The Ducks, sharks circling in bloody water, scored on their first seven possessions and led 52-7 at halftime. By that time, the Oregon players on the sidelines and students in the stands had almost grown tired of their cheesy swag-surfing routine.
Many of the partisans chose to leave the stadium at halftime, even in light of the pounding the home team was giving the visitor.
The Duck mascot wore himself out doing pushups after every touchdown.
It was a humiliating scene for the Beavers, even after a humbling 1-11 season.
"We got beat in every facet of the game," said OSU senior linebacker Manase Hungalu, the Beavers' best player this season on either side of the ball. "We weren't executing what we planned on throughout the whole game. There were a lot of little things that did not happen. There was no communication out there.
"We have to put people in the right place, and those players have to be able to do their job and make a play. We didn't do any of that today. It's been going on for the entire year."
But not to the degree that it did Saturday as the Ducks rubbed it in their faces.
It was the most one-sided loss in the 121-year history of the rivalry, worse than Oregon's 44-0 whitewash of the Beavers in 1987. It was the most points ever scored by one team, more than the Ducks piled up in a 65-38 beat-down at Reser Stadium in 2008.
"I feel like we were pretty motivated," OSU redshirt freshman Kee Whetzel said. "Last game of the season. Civil War. It was a 'we've got nothing to lose' type of thing.
"But things didn't go as planned. I don't even know what to say. No words to explain that kind of performance."
Oregon State managed only 211 yards total offense and 98 yards rushing.
"It boils down to execution," said junior Ryan Nall, who gained only 41 yards on 14 carries. "It feels like we're playing a broken record — talking about not executing. But if we do execute and stick to our game plan, it's a different Beavers team, I promise you.
"It was hard for us to get a push up front, but (the Ducks) executed their game plan, and we didn't. That's what it came down to."
Cory Hall — five days after the birth of his eighth child, son Isaiah — chose to keep the positive face he has maintained since taking over as interim coach when Andersen quit at midseason.
Did he see the blowout coming?
"Absolutely not," said Hall, who coaches the OSU cornerbacks. "But as you get into the flow of the game, you could see where things were going."
Why did it get out of hand?
"Your guess is as good as mine," Hall said. "It was Oregon. (The Ducks) did what they came to do, and they were successful at it.

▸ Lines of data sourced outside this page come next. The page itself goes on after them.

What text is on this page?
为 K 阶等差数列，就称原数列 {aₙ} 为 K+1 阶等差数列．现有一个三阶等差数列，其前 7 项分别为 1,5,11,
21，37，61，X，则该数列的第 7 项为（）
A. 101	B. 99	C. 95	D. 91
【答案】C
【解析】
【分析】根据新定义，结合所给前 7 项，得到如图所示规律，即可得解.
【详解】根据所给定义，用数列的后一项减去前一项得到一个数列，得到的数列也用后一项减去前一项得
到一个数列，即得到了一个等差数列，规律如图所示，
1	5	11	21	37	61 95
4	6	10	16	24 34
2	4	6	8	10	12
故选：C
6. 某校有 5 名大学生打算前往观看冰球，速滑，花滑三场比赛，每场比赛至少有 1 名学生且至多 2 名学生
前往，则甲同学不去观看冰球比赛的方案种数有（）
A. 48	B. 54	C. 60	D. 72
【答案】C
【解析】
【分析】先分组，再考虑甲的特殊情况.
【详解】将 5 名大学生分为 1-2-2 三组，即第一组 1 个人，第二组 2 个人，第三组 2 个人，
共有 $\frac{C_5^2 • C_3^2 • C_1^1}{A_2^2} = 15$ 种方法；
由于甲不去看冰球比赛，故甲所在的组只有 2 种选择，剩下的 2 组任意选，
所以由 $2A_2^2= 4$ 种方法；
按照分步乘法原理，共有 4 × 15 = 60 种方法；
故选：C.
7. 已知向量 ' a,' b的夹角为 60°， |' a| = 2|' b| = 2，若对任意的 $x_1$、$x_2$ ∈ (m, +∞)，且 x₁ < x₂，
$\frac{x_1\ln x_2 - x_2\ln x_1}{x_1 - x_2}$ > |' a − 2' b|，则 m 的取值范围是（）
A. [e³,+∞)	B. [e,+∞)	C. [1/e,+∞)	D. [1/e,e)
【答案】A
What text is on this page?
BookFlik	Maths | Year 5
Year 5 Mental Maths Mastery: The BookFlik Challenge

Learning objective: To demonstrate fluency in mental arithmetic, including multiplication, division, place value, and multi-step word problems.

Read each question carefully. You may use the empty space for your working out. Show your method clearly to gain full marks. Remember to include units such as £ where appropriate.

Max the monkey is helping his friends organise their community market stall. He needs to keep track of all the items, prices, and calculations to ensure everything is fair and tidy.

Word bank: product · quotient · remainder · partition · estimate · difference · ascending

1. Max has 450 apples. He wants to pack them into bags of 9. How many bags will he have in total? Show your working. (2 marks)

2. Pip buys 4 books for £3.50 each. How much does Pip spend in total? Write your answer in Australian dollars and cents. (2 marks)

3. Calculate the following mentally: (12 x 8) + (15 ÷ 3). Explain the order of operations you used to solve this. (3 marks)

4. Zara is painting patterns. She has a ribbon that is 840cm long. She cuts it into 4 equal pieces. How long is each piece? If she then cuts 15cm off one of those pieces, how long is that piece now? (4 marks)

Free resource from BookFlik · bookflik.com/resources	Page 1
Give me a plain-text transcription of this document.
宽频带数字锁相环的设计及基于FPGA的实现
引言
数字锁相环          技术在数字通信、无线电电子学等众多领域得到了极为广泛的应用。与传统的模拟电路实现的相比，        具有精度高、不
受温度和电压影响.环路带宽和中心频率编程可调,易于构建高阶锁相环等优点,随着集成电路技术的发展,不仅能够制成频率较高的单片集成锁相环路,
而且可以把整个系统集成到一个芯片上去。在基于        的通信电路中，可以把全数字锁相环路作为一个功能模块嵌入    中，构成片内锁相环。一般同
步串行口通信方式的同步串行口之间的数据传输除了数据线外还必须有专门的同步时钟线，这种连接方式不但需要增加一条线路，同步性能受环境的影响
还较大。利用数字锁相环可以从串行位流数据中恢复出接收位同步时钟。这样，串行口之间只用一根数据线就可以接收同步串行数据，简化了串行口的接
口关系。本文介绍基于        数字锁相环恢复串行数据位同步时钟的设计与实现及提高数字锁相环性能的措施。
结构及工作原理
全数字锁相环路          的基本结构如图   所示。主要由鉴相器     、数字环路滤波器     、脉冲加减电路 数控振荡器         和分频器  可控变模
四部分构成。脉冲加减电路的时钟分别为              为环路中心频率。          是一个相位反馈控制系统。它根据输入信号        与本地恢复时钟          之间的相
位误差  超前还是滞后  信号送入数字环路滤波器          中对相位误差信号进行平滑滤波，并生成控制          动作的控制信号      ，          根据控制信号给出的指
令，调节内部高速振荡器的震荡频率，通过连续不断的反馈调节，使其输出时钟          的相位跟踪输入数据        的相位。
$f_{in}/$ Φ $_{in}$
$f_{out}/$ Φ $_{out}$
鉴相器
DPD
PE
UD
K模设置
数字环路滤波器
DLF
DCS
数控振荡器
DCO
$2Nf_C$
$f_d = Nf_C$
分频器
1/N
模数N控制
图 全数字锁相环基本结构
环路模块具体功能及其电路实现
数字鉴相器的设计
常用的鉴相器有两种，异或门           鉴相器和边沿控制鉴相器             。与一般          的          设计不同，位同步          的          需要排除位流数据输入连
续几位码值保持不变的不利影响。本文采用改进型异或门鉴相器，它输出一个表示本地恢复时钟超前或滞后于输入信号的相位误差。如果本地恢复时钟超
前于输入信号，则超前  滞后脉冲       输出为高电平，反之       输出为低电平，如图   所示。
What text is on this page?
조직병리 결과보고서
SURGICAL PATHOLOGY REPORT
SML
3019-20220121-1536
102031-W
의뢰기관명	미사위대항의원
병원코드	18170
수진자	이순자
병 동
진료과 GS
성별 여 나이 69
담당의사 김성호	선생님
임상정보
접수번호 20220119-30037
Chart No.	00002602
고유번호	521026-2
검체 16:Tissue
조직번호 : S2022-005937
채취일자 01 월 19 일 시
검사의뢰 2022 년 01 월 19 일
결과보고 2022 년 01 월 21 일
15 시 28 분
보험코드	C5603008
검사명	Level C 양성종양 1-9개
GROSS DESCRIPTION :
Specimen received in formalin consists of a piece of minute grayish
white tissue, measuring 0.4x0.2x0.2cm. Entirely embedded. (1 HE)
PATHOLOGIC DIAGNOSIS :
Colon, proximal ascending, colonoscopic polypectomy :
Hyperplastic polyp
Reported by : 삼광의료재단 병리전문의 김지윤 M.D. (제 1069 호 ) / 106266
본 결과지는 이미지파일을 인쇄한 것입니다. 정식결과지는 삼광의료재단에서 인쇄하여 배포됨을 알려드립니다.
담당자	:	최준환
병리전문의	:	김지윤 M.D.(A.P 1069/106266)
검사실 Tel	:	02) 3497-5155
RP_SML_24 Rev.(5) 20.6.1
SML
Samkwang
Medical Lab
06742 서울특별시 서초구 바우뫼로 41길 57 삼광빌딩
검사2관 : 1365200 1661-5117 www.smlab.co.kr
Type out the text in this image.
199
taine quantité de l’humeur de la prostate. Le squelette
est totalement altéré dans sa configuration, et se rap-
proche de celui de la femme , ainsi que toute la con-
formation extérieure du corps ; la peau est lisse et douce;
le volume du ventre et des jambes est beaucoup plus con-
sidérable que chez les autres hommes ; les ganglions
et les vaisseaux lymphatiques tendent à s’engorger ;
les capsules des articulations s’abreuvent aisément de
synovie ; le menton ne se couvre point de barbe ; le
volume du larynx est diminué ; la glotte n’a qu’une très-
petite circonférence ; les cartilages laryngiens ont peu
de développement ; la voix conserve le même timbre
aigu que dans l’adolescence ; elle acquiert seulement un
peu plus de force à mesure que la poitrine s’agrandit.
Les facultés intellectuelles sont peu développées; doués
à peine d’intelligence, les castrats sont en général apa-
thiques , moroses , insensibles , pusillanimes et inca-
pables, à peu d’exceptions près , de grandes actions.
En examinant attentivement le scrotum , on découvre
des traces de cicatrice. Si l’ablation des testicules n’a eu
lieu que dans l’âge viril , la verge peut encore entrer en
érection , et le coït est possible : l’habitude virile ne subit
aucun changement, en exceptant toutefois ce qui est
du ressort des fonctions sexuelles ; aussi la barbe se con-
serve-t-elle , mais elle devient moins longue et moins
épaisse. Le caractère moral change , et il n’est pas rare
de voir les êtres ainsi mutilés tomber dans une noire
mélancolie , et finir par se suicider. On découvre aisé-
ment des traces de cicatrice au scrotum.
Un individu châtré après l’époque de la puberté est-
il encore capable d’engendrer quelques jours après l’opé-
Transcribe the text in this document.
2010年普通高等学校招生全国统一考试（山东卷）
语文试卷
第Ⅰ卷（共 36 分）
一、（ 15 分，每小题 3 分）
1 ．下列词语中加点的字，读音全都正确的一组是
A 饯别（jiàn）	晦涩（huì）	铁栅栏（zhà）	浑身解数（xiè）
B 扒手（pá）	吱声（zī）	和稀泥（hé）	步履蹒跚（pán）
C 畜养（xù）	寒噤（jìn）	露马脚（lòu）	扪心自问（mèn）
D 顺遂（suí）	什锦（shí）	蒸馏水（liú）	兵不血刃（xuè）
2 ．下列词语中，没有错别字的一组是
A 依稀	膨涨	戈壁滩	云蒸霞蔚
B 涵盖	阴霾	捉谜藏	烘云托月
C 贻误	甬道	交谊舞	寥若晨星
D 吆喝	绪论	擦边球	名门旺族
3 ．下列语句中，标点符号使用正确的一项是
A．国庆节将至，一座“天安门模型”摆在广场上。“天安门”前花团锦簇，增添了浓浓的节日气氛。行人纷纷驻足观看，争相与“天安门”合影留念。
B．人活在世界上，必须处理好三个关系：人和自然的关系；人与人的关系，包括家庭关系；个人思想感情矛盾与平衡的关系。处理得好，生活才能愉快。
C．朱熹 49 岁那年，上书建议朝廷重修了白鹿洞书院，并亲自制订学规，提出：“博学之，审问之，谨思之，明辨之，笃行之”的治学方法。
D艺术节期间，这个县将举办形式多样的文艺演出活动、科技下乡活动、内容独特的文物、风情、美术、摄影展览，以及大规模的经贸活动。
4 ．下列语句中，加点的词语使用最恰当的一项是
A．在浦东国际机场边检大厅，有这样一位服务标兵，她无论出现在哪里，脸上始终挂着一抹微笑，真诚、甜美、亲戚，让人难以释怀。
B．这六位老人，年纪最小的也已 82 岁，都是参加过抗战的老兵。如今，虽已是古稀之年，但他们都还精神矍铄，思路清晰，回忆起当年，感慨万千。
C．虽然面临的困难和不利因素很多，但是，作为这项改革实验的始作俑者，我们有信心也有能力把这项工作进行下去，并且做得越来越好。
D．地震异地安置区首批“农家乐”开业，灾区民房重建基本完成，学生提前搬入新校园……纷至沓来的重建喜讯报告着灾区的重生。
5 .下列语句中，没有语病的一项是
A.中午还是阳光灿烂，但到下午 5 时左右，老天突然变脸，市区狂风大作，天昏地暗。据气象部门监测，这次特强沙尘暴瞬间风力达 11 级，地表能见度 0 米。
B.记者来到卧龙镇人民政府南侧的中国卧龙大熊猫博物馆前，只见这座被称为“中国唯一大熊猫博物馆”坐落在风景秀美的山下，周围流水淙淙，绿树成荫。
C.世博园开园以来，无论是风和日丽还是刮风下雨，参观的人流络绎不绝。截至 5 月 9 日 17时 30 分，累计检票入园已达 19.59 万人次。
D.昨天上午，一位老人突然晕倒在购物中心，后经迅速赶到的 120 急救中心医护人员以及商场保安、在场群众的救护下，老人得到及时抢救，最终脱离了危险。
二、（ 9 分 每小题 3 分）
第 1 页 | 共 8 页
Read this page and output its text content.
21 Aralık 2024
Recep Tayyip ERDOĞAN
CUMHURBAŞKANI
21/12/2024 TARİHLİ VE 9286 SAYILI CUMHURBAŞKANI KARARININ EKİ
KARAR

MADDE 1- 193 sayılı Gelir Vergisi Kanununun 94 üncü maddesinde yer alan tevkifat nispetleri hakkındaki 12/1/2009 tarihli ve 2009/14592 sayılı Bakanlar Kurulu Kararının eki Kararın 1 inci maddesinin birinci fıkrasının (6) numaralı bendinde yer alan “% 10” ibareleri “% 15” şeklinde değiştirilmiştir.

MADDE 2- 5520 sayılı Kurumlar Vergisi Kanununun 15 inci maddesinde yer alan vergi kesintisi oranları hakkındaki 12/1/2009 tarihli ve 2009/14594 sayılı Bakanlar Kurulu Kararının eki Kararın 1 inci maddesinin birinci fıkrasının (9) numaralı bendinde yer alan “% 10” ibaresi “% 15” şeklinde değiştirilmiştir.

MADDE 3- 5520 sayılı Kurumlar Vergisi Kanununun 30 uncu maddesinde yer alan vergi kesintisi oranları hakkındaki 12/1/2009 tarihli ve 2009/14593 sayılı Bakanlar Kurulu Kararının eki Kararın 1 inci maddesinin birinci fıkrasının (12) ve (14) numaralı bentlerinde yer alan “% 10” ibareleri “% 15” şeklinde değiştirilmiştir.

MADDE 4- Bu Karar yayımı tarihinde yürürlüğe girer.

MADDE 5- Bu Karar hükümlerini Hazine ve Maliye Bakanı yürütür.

"But I'm very proud of the players. They stuck together. There was never any back-biting. They showed up every day. They wanted to work. I couldn't have asked for more. It's been a blast. I enjoyed every minute of it."
But things were awry for the Beavers all season, beginning with the opening 58-27 defeat at Colorado State. The loss of quarterback Jake Luton and No. 1 receiver Seth Collins for most of the season crippled the offense, and the defense proved the most porous in the Pac-12.
Was Saturday's debacle a reflection of the OSU coaching staff?
"Honestly, they put us in the best position that they could," Hungalu said. "As players, we just didn't take the next step working on ourselves, getting into the video room, doing the little things that matter. We didn't prepare enough. We took practice lightly this week.
"Preparation is the biggest key in playing this game, and that didn't happen. That's probably why we had the results we had."
Hungalu mostly pointed the finger at himself and the Beavers' other seniors.
"We didn't step up and lead," he said. "We didn't have that. A lot of guys just were thinking after this game, they were just going to go home and leave. We had the wrong mind-set walking into this game. A lot of people think you can just walk into a game and be able to perform. There's a lot more to it. We didn't prepare right.
"We definitely had more than we showed today. We didn't take the preparation seriously. We weren't doing the right things in practice, and all of us — me, too — expected to go out there and play a lights-out game."
Hungalu praised Hall for coming in "with the right energy and mind-set to get the players to turn things around." But he felt the Beavers required more.
"We needed that extra next step of coaching," Hungalu said. "We needed a coach able to demand perfection from players, instead of just telling them to go out there and play your game, to do your thing. We can't have one half (of the lineup) playing good and one half not playing good, because they don't know what to do on the play. That's inexcusable.
"But the players have to be able to take it to another level. They can't expect to rely on the coaches all the time."
Andersen didn't prove to be the savior he was made out to be when he arrived from Wisconsin before the 2015 season.
Hall was a worthy temporary replacement, and everyone wants him to be part of the next coaching staff, though he won't be the head coach.
The new coach, who will be hired in the next two weeks, will not inherit an empty cupboard.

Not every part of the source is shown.